A woman in Denver, Colorado is scheduled to start her new job on Monday,  which was actually her old job after recently taking a higher-paying job and then getting fired from it.

Why? For posting TikTok videos about her salary.

Last month, Lexi Larson posted on her TikTok account about how she got a new job in the tech industry that raised her income from $70,000 to $90,000. The video received 168,000 views.  For the next two weeks, she posted more videos about how she got that job.

Larson said soon after her employer discovered her TikTok account, she removed some videos fearing her bosses might get angry.

In a later video, Larson said she was fired for her posts.

"So, TikTok got me fired," said Larson, who goes into detail about knowing that talking about her salary is federally protected by law under the National Labor Relations Act and why she took down some videos.

"...they ended up firing me because they said me having this account was a safety concern because I could post something private," Larson said.

Larson, who did not respond to USA TODAY's request for comment, didn't name her former employer and also chose not to pursue legal action. But her dismissal raises questions about what you can say or not about your job on social media.

Can an employer prohibit you from discussing your salary?

No, according to the National Labor Relations Act. Employees have the right to communicate with fellow employees and others about their wages. It's also unlawful for employers to punish, retaliate, threaten or put employees under surveillance for having such discussions.

However, the National Labor Relations Board said "when using electronic communications, like social media, keep in mind that your employer may have policies against using their equipment."

Termination with cause?

It's not known if Larson did use company equipment, but, "the idea that her actions were a firing offense seems pretty harsh," said Matthew Bergman, a Seattle-based attorney and founder of the Social Media Victims Law Center. "She was only there for two weeks."

Larson could have a good case if she considers taking legal action, said Bennitta Joseph, a partner at Joseph & Norinsberg, LLC in New York. 

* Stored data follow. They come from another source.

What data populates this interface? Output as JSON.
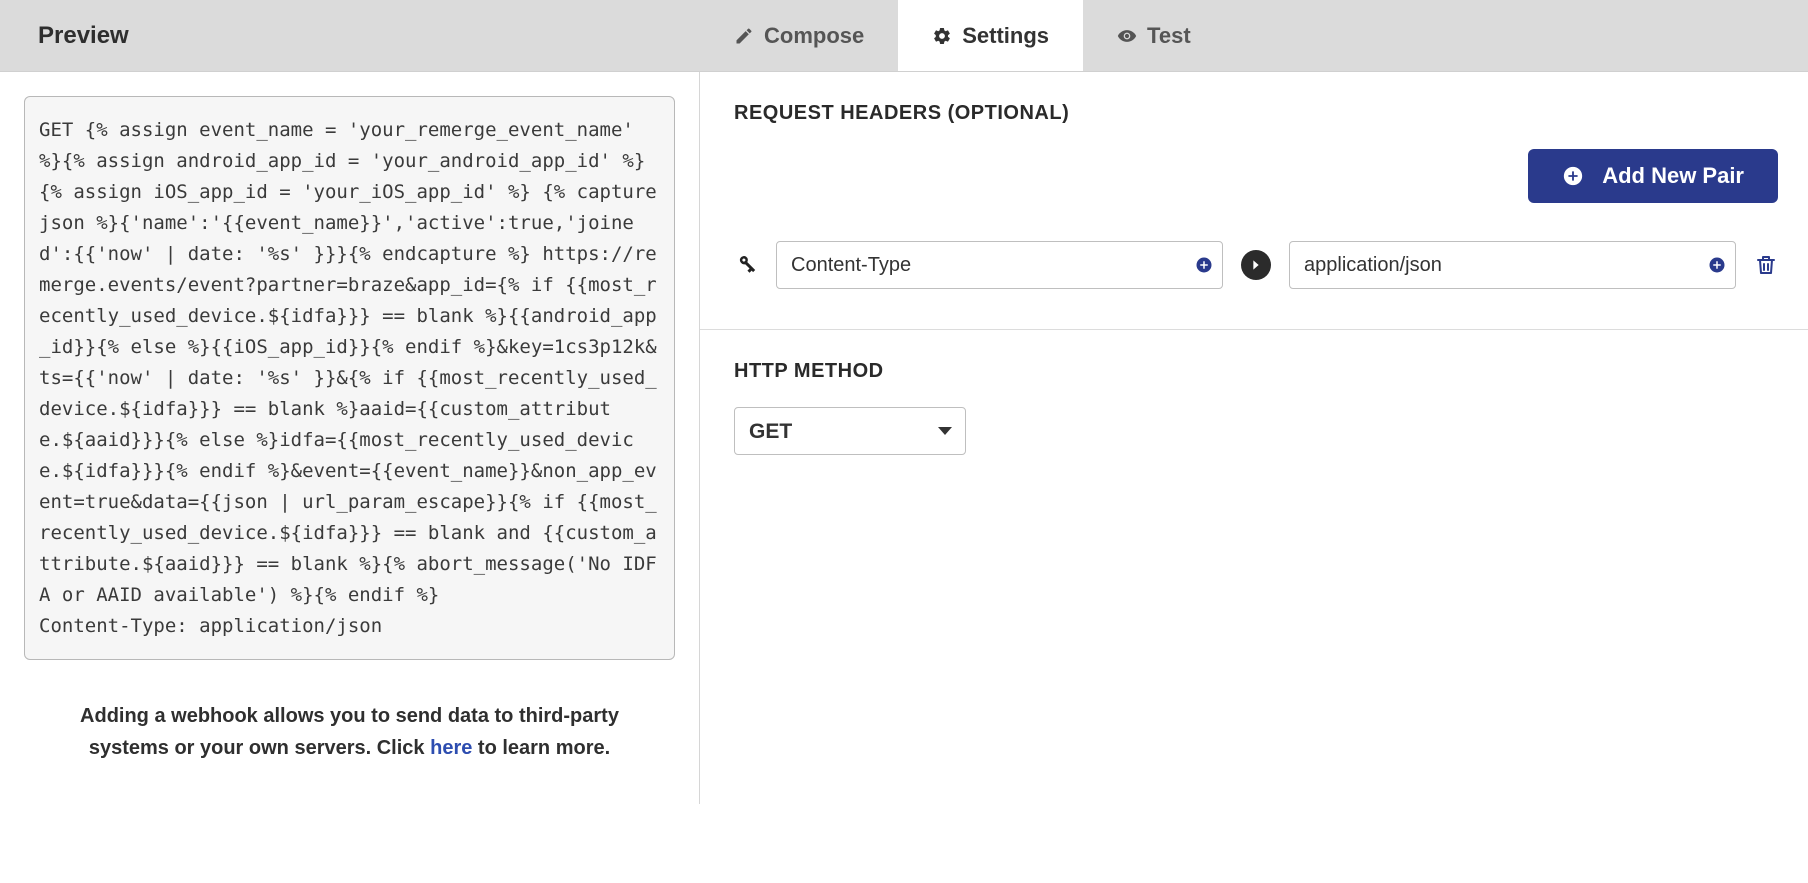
{
  "preview_label": "Preview",
  "tabs": {
    "compose": "Compose",
    "settings": "Settings",
    "test": "Test"
  },
  "preview_code": "GET {% assign event_name = 'your_remerge_event_name' %}{% assign android_app_id = 'your_android_app_id' %}{% assign iOS_app_id = 'your_iOS_app_id' %} {% capture json %}{'name':'{{event_name}}','active':true,'joined':{{'now' | date: '%s' }}}{% endcapture %} https://remerge.events/event?partner=braze&app_id={% if {{most_recently_used_device.${idfa}}} == blank %}{{android_app_id}}{% else %}{{iOS_app_id}}{% endif %}&key=1cs3p12k&ts={{'now' | date: '%s' }}&{% if {{most_recently_used_device.${idfa}}} == blank %}aaid={{custom_attribute.${aaid}}}{% else %}idfa={{most_recently_used_device.${idfa}}}{% endif %}&event={{event_name}}&non_app_event=true&data={{json | url_param_escape}}{% if {{most_recently_used_device.${idfa}}} == blank and {{custom_attribute.${aaid}}} == blank %}{% abort_message('No IDFA or AAID available') %}{% endif %}\nContent-Type: application/json",
  "help_text_prefix": "Adding a webhook allows you to send data to third-party systems or your own servers. Click ",
  "help_text_link": "here",
  "help_text_suffix": " to learn more.",
  "headers": {
    "section_label": "REQUEST HEADERS (OPTIONAL)",
    "add_pair_label": "Add New Pair",
    "rows": [
      {
        "key": "Content-Type",
        "value": "application/json"
      }
    ]
  },
  "http_method": {
    "section_label": "HTTP METHOD",
    "selected": "GET"
  }
}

"She should think about contacting a lawyer if she can show she was terminated for discussing her wages." said Joseph, who noted that most employees are usually fired for disciplinary or performance reasons.

Can I get fired over TikTok and other social media posts?

Bergman and Joseph say employers will likely monitor employees' social media accounts ensure employees aren't involved in any unlawful behavior, Joseph said. 

"A company has a huge interest to make sure you are not engaging in discriminatory statements, disclosing trade secrets, threats of violence, and unlawful conduct," Joseph said. "If they do find out that you are doing any of these, it could be grounds for termination."

"The higher up you are, the more careful you have to be about what you post," Joseph adds.

Bergman said many assume that what people do or say online, especially in regards to finances, is safe. But that's not always the case. 

"I think it's important to take a step back and be cautious when revealing personal information on social media," Bergman said.

"Whether it’s an employer looking into your activities, or a potential swindler looking to take you of your money, I think it’s a dangerous road," Bergman added.

He has another piece of advice.

"It's probably better to keep your money matters offline," Bergman concluded.